Lloyd's autobiography (co-authored with Andrew Clarke), Straight Shooter, was released in July 2011.

After Network Ten lost the AFL broadcasting rights, Lloyd joined the Nine Network for 2012 to be a panellist on The Footy Show and The Sunday Footy Show. He also left SEN to join 3AW's AFL special comments team.

In 2013, he joined Footy Classified as a panellist alongside Gary Lyon, Craig Hutchison and Caroline Wilson; as well as continuing his regular roles on The Sunday Footy Show and 3AW Football. Lloyd is also a recurring panellist on The Footy Show and on occasion appears on Nine News Melbourne to provide insights into the weekly round of matches.

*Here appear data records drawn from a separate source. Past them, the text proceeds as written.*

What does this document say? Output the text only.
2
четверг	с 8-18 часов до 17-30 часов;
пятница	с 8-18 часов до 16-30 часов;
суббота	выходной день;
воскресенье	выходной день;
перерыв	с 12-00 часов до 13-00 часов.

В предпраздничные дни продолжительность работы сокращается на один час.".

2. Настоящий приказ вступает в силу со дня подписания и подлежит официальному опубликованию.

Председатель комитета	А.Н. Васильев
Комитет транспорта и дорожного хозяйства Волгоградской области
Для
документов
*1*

In March 2022, Lloyd announced on Footy Classified that he had Bell's palsy, a form of facial paralysis.

==Coaching career==
On 14 November 2014, it was announced that Lloyd would return to the Essendon Football Club as a part-time forwards coach, working closely with the club's forwards.

He currently coaches the school football side at Haileybury College in Melbourne.

==Personal life==
Lloyd's parents are John and Bev Lloyd. John Lloyd played 29 games for Carlton from 1965–1967 and coached the Braybrook Football Club to three premierships. The family moved to Scotland for three years because of John Lloyd's work and it was there that Lloyd played rugby and soccer for his Currie club.

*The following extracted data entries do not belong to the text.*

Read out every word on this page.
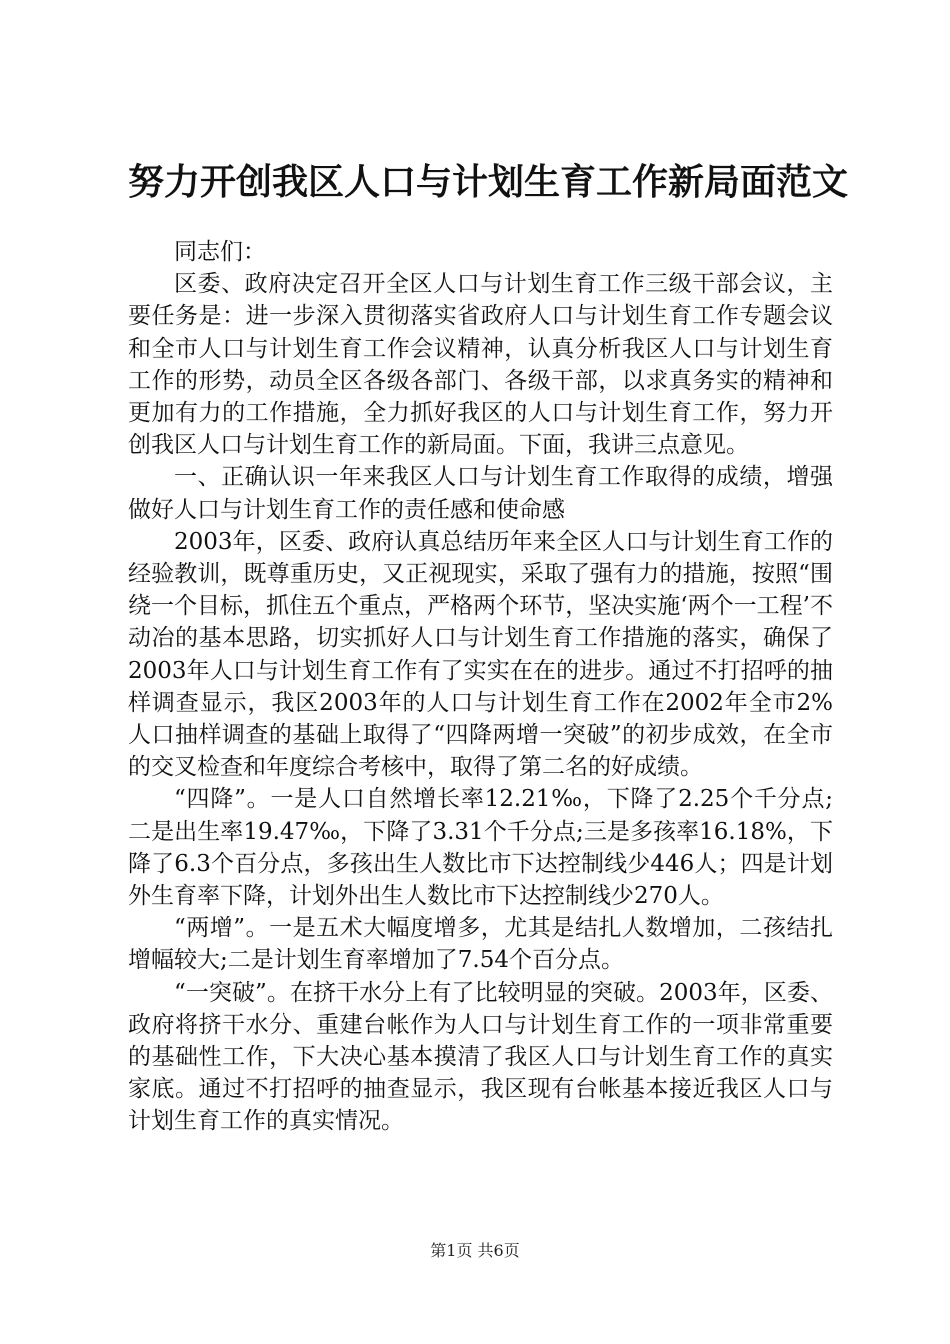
努力开创我区人口与计划生育工作新局面范文

同志们：

区委、政府决定召开全区人口与计划生育工作三级干部会议，主要任务是：进一步深入贯彻落实省政府人口与计划生育工作专题会议和全市人口与计划生育工作会议精神，认真分析我区人口与计划生育工作的形势，动员全区各级各部门、各级干部，以求真务实的精神和更加有力的工作措施，全力抓好我区的人口与计划生育工作，努力开创我区人口与计划生育工作的新局面。下面，我讲三点意见。

一、正确认识一年来我区人口与计划生育工作取得的成绩，增强做好人口与计划生育工作的责任感和使命感

2003年，区委、政府认真总结历年来全区人口与计划生育工作的经验教训，既尊重历史，又正视现实，采取了强有力的措施，按照“围绕一个目标，抓住五个重点，严格两个环节，坚决实施‘两个一工程’不动冶的基本思路，切实抓好人口与计划生育工作措施的落实，确保了2003年人口与计划生育工作有了实实在在的进步。通过不打招呼的抽样调查显示，我区2003年的人口与计划生育工作在2002年全市2%人口抽样调查的基础上取得了“四降两增一突破”的初步成效，在全市的交叉检查和年度综合考核中，取得了第二名的好成绩。

“四降”。一是人口自然增长率12.21‰，下降了2.25个千分点;二是出生率19.47‰，下降了3.31个千分点;三是多孩率16.18%，下降了6.3个百分点，多孩出生人数比市下达控制线少446人；四是计划外生育率下降，计划外出生人数比市下达控制线少270人。

“两增”。一是五术大幅度增多，尤其是结扎人数增加，二孩结扎增幅较大;二是计划生育率增加了7.54个百分点。

“一突破”。在挤干水分上有了比较明显的突破。2003年，区委、政府将挤干水分、重建台帐作为人口与计划生育工作的一项非常重要的基础性工作，下大决心基本摸清了我区人口与计划生育工作的真实家底。通过不打招呼的抽查显示，我区现有台帐基本接近我区人口与计划生育工作的真实情况。

第1页 共6页
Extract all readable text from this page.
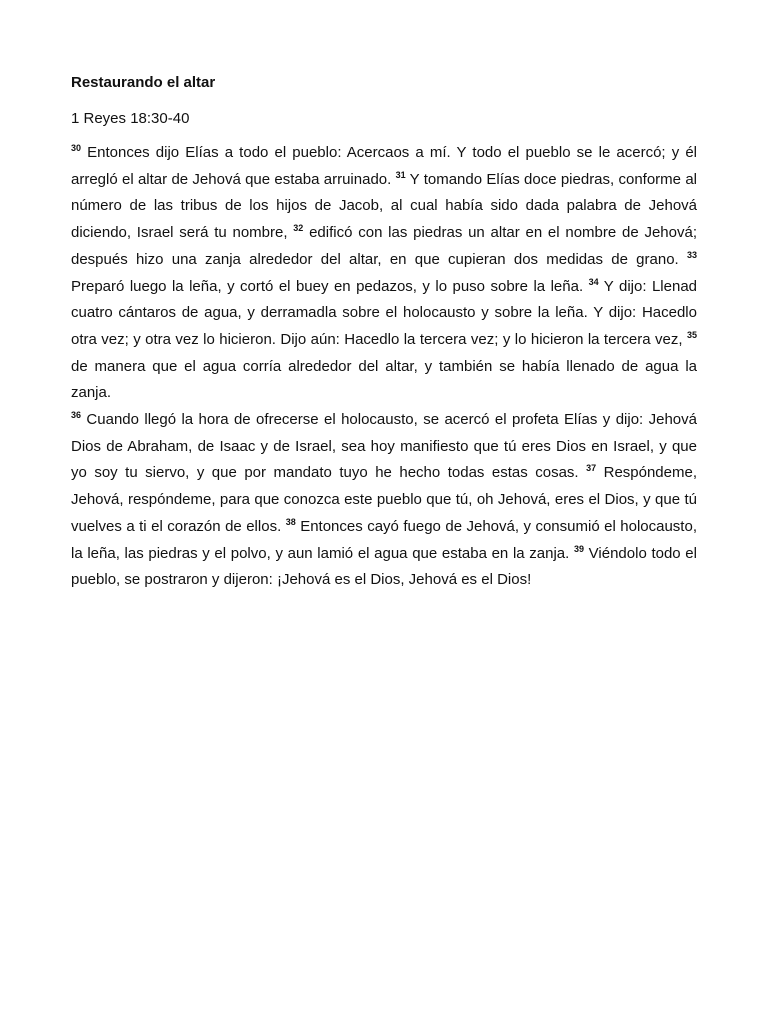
Restaurando el altar

1 Reyes 18:30-40

$^{30}$ Entonces dijo Elías a todo el pueblo: Acercaos a mí. Y todo el pueblo se le acercó; y él arregló el altar de Jehová que estaba arruinado. $^{31}$ Y tomando Elías doce piedras, conforme al número de las tribus de los hijos de Jacob, al cual había sido dada palabra de Jehová diciendo, Israel será tu nombre, $^{32}$ edificó con las piedras un altar en el nombre de Jehová; después hizo una zanja alrededor del altar, en que cupieran dos medidas de grano. $^{33}$ Preparó luego la leña, y cortó el buey en pedazos, y lo puso sobre la leña. $^{34}$ Y dijo: Llenad cuatro cántaros de agua, y derramadla sobre el holocausto y sobre la leña. Y dijo: Hacedlo otra vez; y otra vez lo hicieron. Dijo aún: Hacedlo la tercera vez; y lo hicieron la tercera vez, $^{35}$ de manera que el agua corría alrededor del altar, y también se había llenado de agua la zanja.

$^{36}$ Cuando llegó la hora de ofrecerse el holocausto, se acercó el profeta Elías y dijo: Jehová Dios de Abraham, de Isaac y de Israel, sea hoy manifiesto que tú eres Dios en Israel, y que yo soy tu siervo, y que por mandato tuyo he hecho todas estas cosas. $^{37}$ Respóndeme, Jehová, respóndeme, para que conozca este pueblo que tú, oh Jehová, eres el Dios, y que tú vuelves a ti el corazón de ellos. $^{38}$ Entonces cayó fuego de Jehová, y consumió el holocausto, la leña, las piedras y el polvo, y aun lamió el agua que estaba en la zanja. $^{39}$ Viéndolo todo el pueblo, se postraron y dijeron: ¡Jehová es el Dios, Jehová es el Dios!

Lloyd has two older brothers, Simon, who is an assistant coach at the Geelong Football Club, and Brad, who is a former Hawthorn player (and former captain of the Williamstown Football Club) and now head of football at the Carlton Football Club, as well as one older sister, Kylie, who is the Finance Manager at Nine Network Australia.

On 9 November 2002, Lloyd married his childhood sweetheart, Lisa-Marie Caparello, usually known as "Lisa", at Xavier College Chapel. Their wedding was covered by New Idea magazine, and a documentary of the day, titled One Day in November, was also aired on Fox Footy Channel.
Lisa Lloyd appeared on The Footy Show's singing competition, Screamers, in 2005 and was also a regular presenter on Fox Footy's Living With Footballers.

The Lloyds have three children: Jaeda Ruby (born December 2006), Kira Grace (born September 2009), and Jacob Matthew (born November 2012).